Le livre était entré dans la collection de photographies du centre Pompidou et avait déjà été présenté au public en 2012. Il devait être «temporairement présenté en contrepoint d’un film d’une artiste daghestanaise sur la difficulté de transmettre son patrimoine dans son pays», selon le service de presse du centre.

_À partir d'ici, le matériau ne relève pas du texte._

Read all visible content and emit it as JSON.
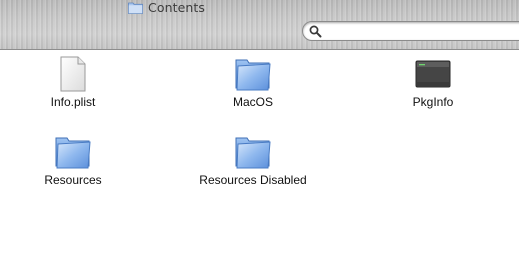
{
  "window": {
    "title": "Contents"
  },
  "search": {
    "value": "",
    "placeholder": ""
  },
  "items": [
    {
      "label": "Info.plist",
      "icon": "document-icon"
    },
    {
      "label": "MacOS",
      "icon": "folder-icon"
    },
    {
      "label": "PkgInfo",
      "icon": "terminal-icon"
    },
    {
      "label": "Resources",
      "icon": "folder-icon"
    },
    {
      "label": "Resources Disabled",
      "icon": "folder-icon"
    }
  ],
  "colors": {
    "folder_blue": "#6f9fe0",
    "toolbar_gray": "#c6c6c6"
  }
}
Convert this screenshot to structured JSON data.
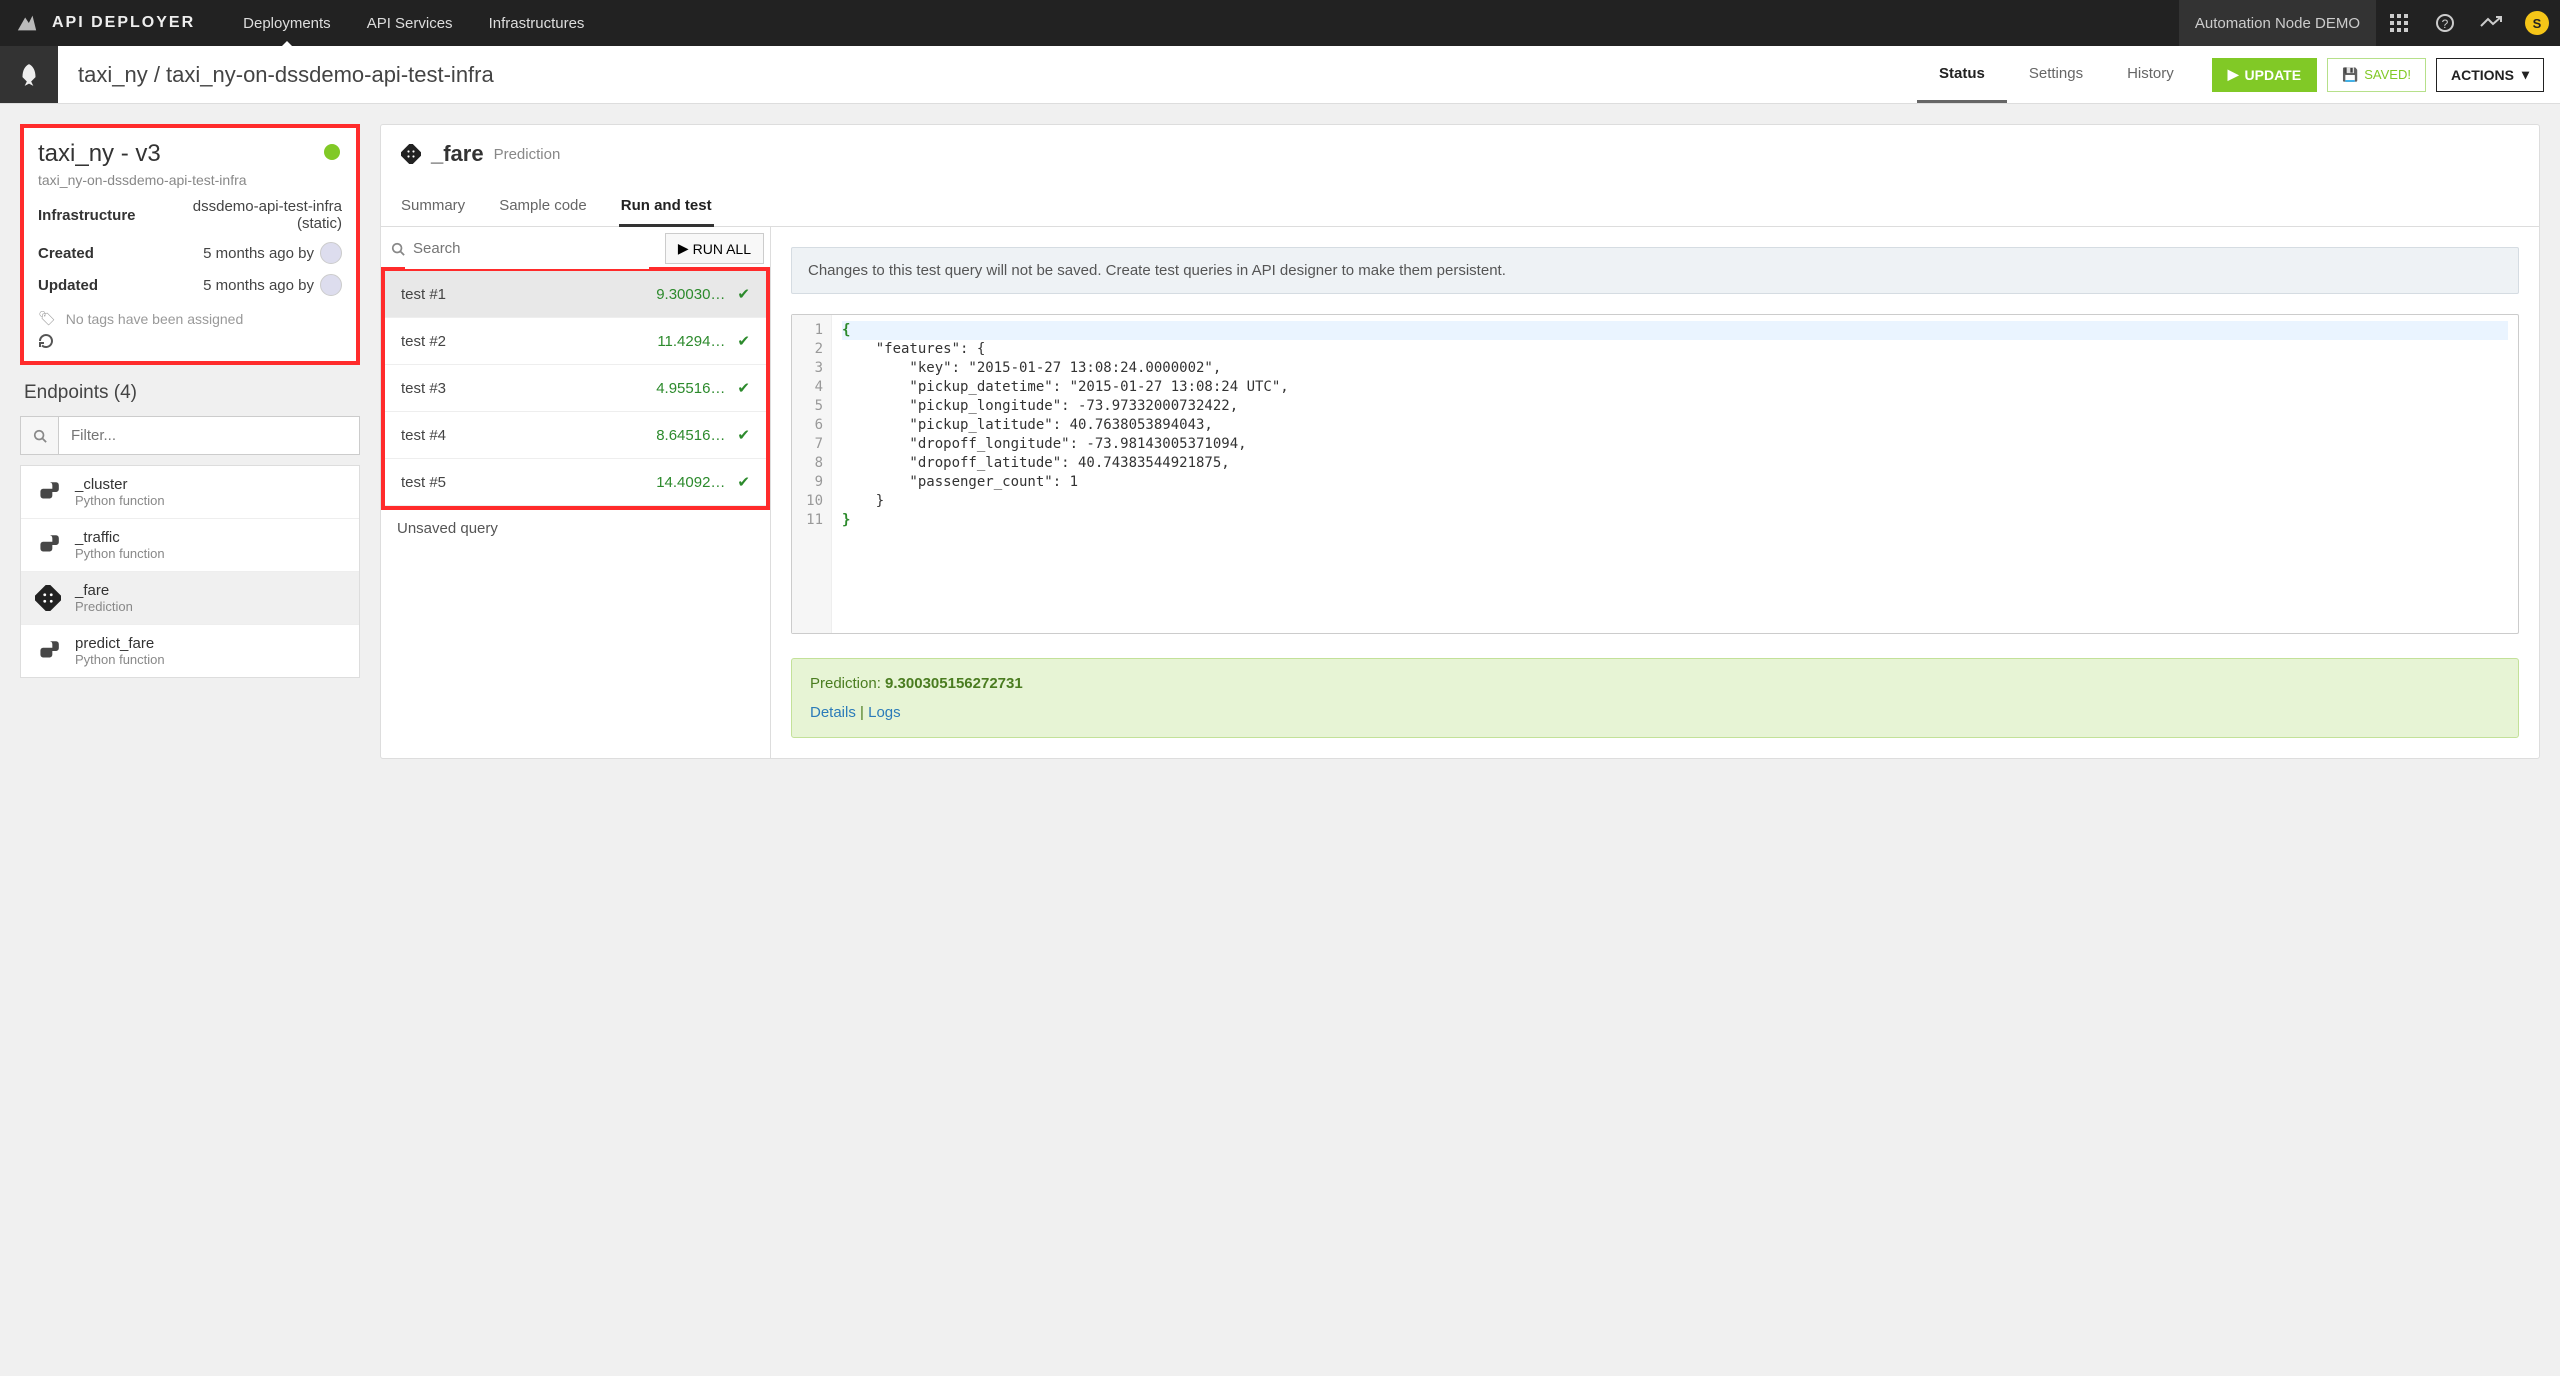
{
  "top": {
    "brand": "API DEPLOYER",
    "nav": [
      "Deployments",
      "API Services",
      "Infrastructures"
    ],
    "node_label": "Automation Node DEMO",
    "user_initial": "S"
  },
  "sub": {
    "breadcrumb": "taxi_ny / taxi_ny-on-dssdemo-api-test-infra",
    "tabs": [
      "Status",
      "Settings",
      "History"
    ],
    "update": "UPDATE",
    "saved": "SAVED!",
    "actions": "ACTIONS"
  },
  "info": {
    "title": "taxi_ny - v3",
    "sub": "taxi_ny-on-dssdemo-api-test-infra",
    "rows": [
      {
        "k": "Infrastructure",
        "v": "dssdemo-api-test-infra (static)"
      },
      {
        "k": "Created",
        "v": "5 months ago by"
      },
      {
        "k": "Updated",
        "v": "5 months ago by"
      }
    ],
    "no_tags": "No tags have been assigned"
  },
  "endpoints": {
    "title": "Endpoints (4)",
    "filter_placeholder": "Filter...",
    "items": [
      {
        "name": "_cluster",
        "type": "Python function",
        "icon": "py"
      },
      {
        "name": "_traffic",
        "type": "Python function",
        "icon": "py"
      },
      {
        "name": "_fare",
        "type": "Prediction",
        "icon": "pred"
      },
      {
        "name": "predict_fare",
        "type": "Python function",
        "icon": "py"
      }
    ]
  },
  "endpoint_view": {
    "name": "_fare",
    "type": "Prediction",
    "tabs": [
      "Summary",
      "Sample code",
      "Run and test"
    ],
    "search_placeholder": "Search",
    "runall": "RUN ALL",
    "tests": [
      {
        "name": "test #1",
        "val": "9.30030…"
      },
      {
        "name": "test #2",
        "val": "11.4294…"
      },
      {
        "name": "test #3",
        "val": "4.95516…"
      },
      {
        "name": "test #4",
        "val": "8.64516…"
      },
      {
        "name": "test #5",
        "val": "14.4092…"
      }
    ],
    "unsaved": "Unsaved query",
    "notice": "Changes to this test query will not be saved. Create test queries in API designer to make them persistent.",
    "code_json": {
      "features": {
        "key": "2015-01-27 13:08:24.0000002",
        "pickup_datetime": "2015-01-27 13:08:24 UTC",
        "pickup_longitude": -73.97332000732422,
        "pickup_latitude": 40.7638053894043,
        "dropoff_longitude": -73.98143005371094,
        "dropoff_latitude": 40.74383544921875,
        "passenger_count": 1
      }
    },
    "prediction_label": "Prediction: ",
    "prediction_value": "9.300305156272731",
    "details": "Details",
    "logs": "Logs"
  }
}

Et c’est à partir d’une dépêche de l’APS annonçant que le centre Georges Pompidou consacre une galerie à la lutte du peuple sahraoui» que les médias marocains se sont emparés de l’affaire. Sous leur pression, la direction du centre a dû reculer. «Ayant constaté ces derniers jours une forme d’instrumentalisation politique de la seule présentation de ce document, il n’était manifestement plus possible de le présenter au public sans l’accompagner d’un appareil critique et d’une médiation spécifique, ce qui n’était pas l’objet ici. Nous avons donc décidé de suspendre sa présentation», a indiqué à ce sujet le service de presse du musée. «Il ne s’agissait nullement d’une exposition mais de la simple présentation d’un livre d’artistes au sein d’une salle des collections permanentes du musée», a-t-il souligné.

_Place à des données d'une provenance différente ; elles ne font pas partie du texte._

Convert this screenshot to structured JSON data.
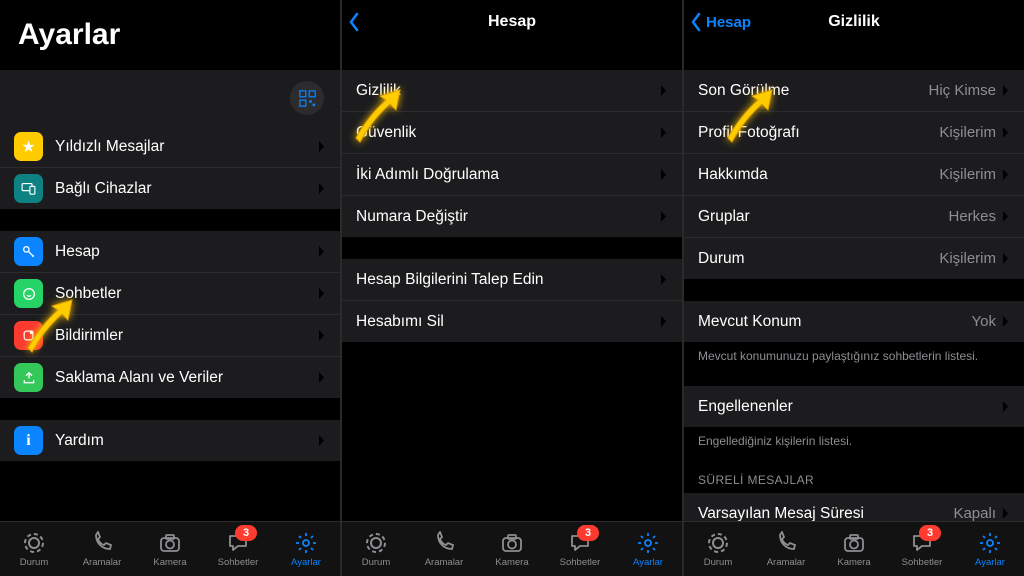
{
  "tabbar": {
    "items": [
      {
        "label": "Durum"
      },
      {
        "label": "Aramalar"
      },
      {
        "label": "Kamera"
      },
      {
        "label": "Sohbetler",
        "badge": "3"
      },
      {
        "label": "Ayarlar"
      }
    ]
  },
  "screen1": {
    "title": "Ayarlar",
    "group_a": [
      {
        "label": "Yıldızlı Mesajlar",
        "icon_bg": "#ffcc00"
      },
      {
        "label": "Bağlı Cihazlar",
        "icon_bg": "#0e8282"
      }
    ],
    "group_b": [
      {
        "label": "Hesap",
        "icon_bg": "#0a84ff"
      },
      {
        "label": "Sohbetler",
        "icon_bg": "#25d366"
      },
      {
        "label": "Bildirimler",
        "icon_bg": "#ff3b30"
      },
      {
        "label": "Saklama Alanı ve Veriler",
        "icon_bg": "#34c759"
      }
    ],
    "group_c": [
      {
        "label": "Yardım",
        "icon_bg": "#0a84ff"
      }
    ]
  },
  "screen2": {
    "title": "Hesap",
    "group_a": [
      {
        "label": "Gizlilik"
      },
      {
        "label": "Güvenlik"
      },
      {
        "label": "İki Adımlı Doğrulama"
      },
      {
        "label": "Numara Değiştir"
      }
    ],
    "group_b": [
      {
        "label": "Hesap Bilgilerini Talep Edin"
      },
      {
        "label": "Hesabımı Sil"
      }
    ]
  },
  "screen3": {
    "back": "Hesap",
    "title": "Gizlilik",
    "group_a": [
      {
        "label": "Son Görülme",
        "value": "Hiç Kimse"
      },
      {
        "label": "Profil Fotoğrafı",
        "value": "Kişilerim"
      },
      {
        "label": "Hakkımda",
        "value": "Kişilerim"
      },
      {
        "label": "Gruplar",
        "value": "Herkes"
      },
      {
        "label": "Durum",
        "value": "Kişilerim"
      }
    ],
    "loc": {
      "label": "Mevcut Konum",
      "value": "Yok",
      "note": "Mevcut konumunuzu paylaştığınız sohbetlerin listesi."
    },
    "blk": {
      "label": "Engellenenler",
      "note": "Engellediğiniz kişilerin listesi."
    },
    "timed_hdr": "SÜRELİ MESAJLAR",
    "timed": {
      "label": "Varsayılan Mesaj Süresi",
      "value": "Kapalı"
    }
  }
}
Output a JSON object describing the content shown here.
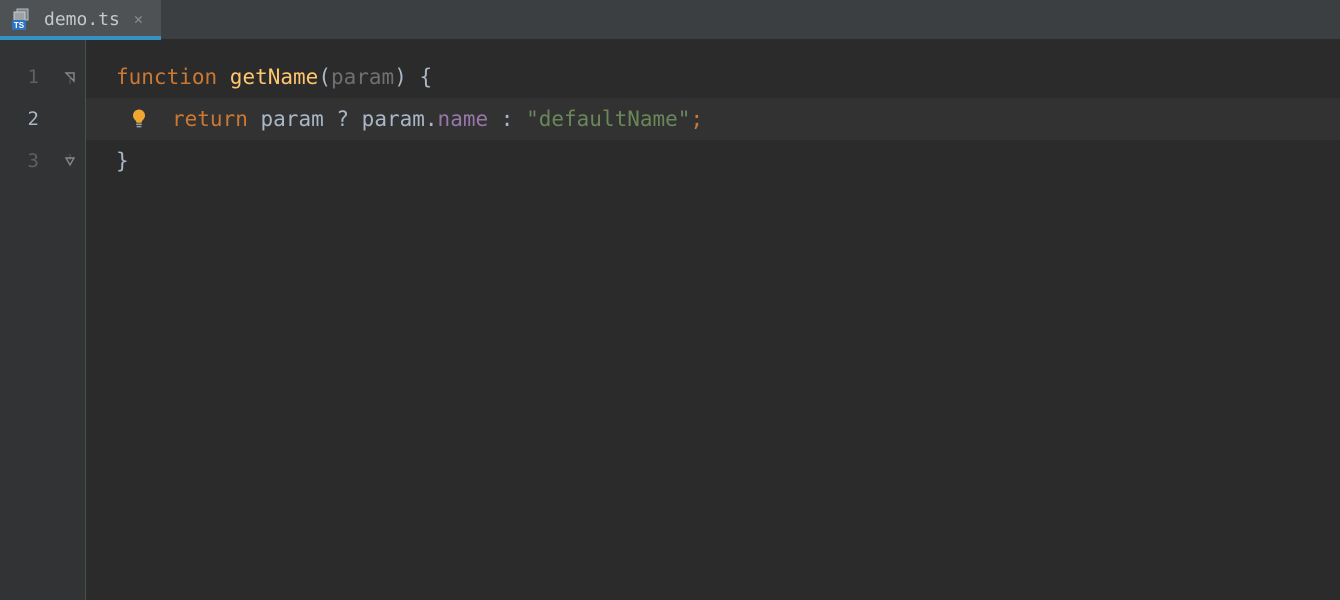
{
  "tab": {
    "filename": "demo.ts",
    "icon": "typescript-file-icon",
    "close_tooltip": "Close"
  },
  "editor": {
    "current_line": 2,
    "lines": [
      {
        "n": 1,
        "fold": "open",
        "tokens": [
          {
            "t": "function ",
            "c": "kw"
          },
          {
            "t": "getName",
            "c": "fn"
          },
          {
            "t": "(",
            "c": "punc"
          },
          {
            "t": "param",
            "c": "ghost"
          },
          {
            "t": ")",
            "c": "punc"
          },
          {
            "t": " {",
            "c": "punc"
          }
        ]
      },
      {
        "n": 2,
        "hint": "bulb",
        "highlight": true,
        "tokens": [
          {
            "t": "INDENT",
            "c": "indent"
          },
          {
            "t": "return ",
            "c": "kw"
          },
          {
            "t": "param ",
            "c": "ident"
          },
          {
            "t": "? ",
            "c": "punc"
          },
          {
            "t": "param",
            "c": "ident"
          },
          {
            "t": ".",
            "c": "punc"
          },
          {
            "t": "name ",
            "c": "prop"
          },
          {
            "t": ": ",
            "c": "punc"
          },
          {
            "t": "\"defaultName\"",
            "c": "str"
          },
          {
            "t": ";",
            "c": "semi"
          }
        ]
      },
      {
        "n": 3,
        "fold": "close",
        "tokens": [
          {
            "t": "}",
            "c": "punc"
          }
        ]
      }
    ]
  }
}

Lettre ouverte à Serge Lasvignes
La censure de l’évènement par le centre, sans doute par crainte de l’incident diplomatique avec Rabat, a fait réagir l’artiste américain Jean Lamore, initiateur de l’évènement. Hier, samedi, l’artiste américain a dénoncé une «ingérence marocaine inacceptables dans les activités du Centre Pompidou de Paris. «C’est lamentable qu’au 21e siècle, en France, des œuvres d’art sont censurées et retirées d’une présentation sur la base d’une pression d’un Etat étranger», s’est-il indigné dans un entretien à l’APS. «C’est une censure inacceptable. La manière unilatérale dont elle s’est faite, on envoie des ordres (du Maroc) et Paris se plie. Tout ceci me laisse croire que nous ne sommes pas au 21e siècle. On revient au 19e et au 18e siècles», a-t-il encore expliqué, ajoutant que c’est d’autant «inacceptable» qu’il s’agit d’un projet culturel. «Nous ne sommes pas venus pour vendre des bonbons ou de la vaisselle, mais présenter un sujet sensible. Il y a une grande maturité dans ce projet et une qualité esthétique qui est reconnue ailleurs», a-t-il soutenu, s’interrogeant sur cette réaction «compulsive», du côté marocain et du côté des institutions françaises qui «se plient» en l’espace de 24 heures, alors que jusqu’à aujourd’hui «je n’ai eu aucune information du Centre Pompidou et sur sa décision de suspendre le projet» ; a déclaré Jean Lamore.
«C’est pour cette raison que je vais adresser une lettre ouverte au directeur dans les jours qui viennent qui sera adressée à la presse», a-t-il annoncé, soulignant qu’en tant qu’artiste et intellectuel, il s’interdirait de se livrer à des opérations de propagande. «Personnellement, je connais très bien la situation. Je connais le problème du Sahara occidental depuis fort longtemps. J’ai une relation profonde avec le peuple sahraoui, mais je me garderais bien d’en faire une propagande. Il n’y a aucun effet de propagande dans ce que je fais. Ce sont des faits que j’avance»», a-t-il précisé, indiquant qu’il a une position «partiale» face à l’injustice. Le retrait de l’ouvrage intervient en plein anniversaire de la Marche verte lancée il y a 43 ans par le Roi Hassan II, pour imposer sa domination sur le Sahara occidental après le départ de la puissance coloniale espagnole. Il intervient également à la veille des contacts directs entre Rabat et le Polisario auxquels a appelé l’émissaire de l’ONU pour le Sahara Occidental, Horst Kohler, les 5 et 6 décembre 2018 à Genève.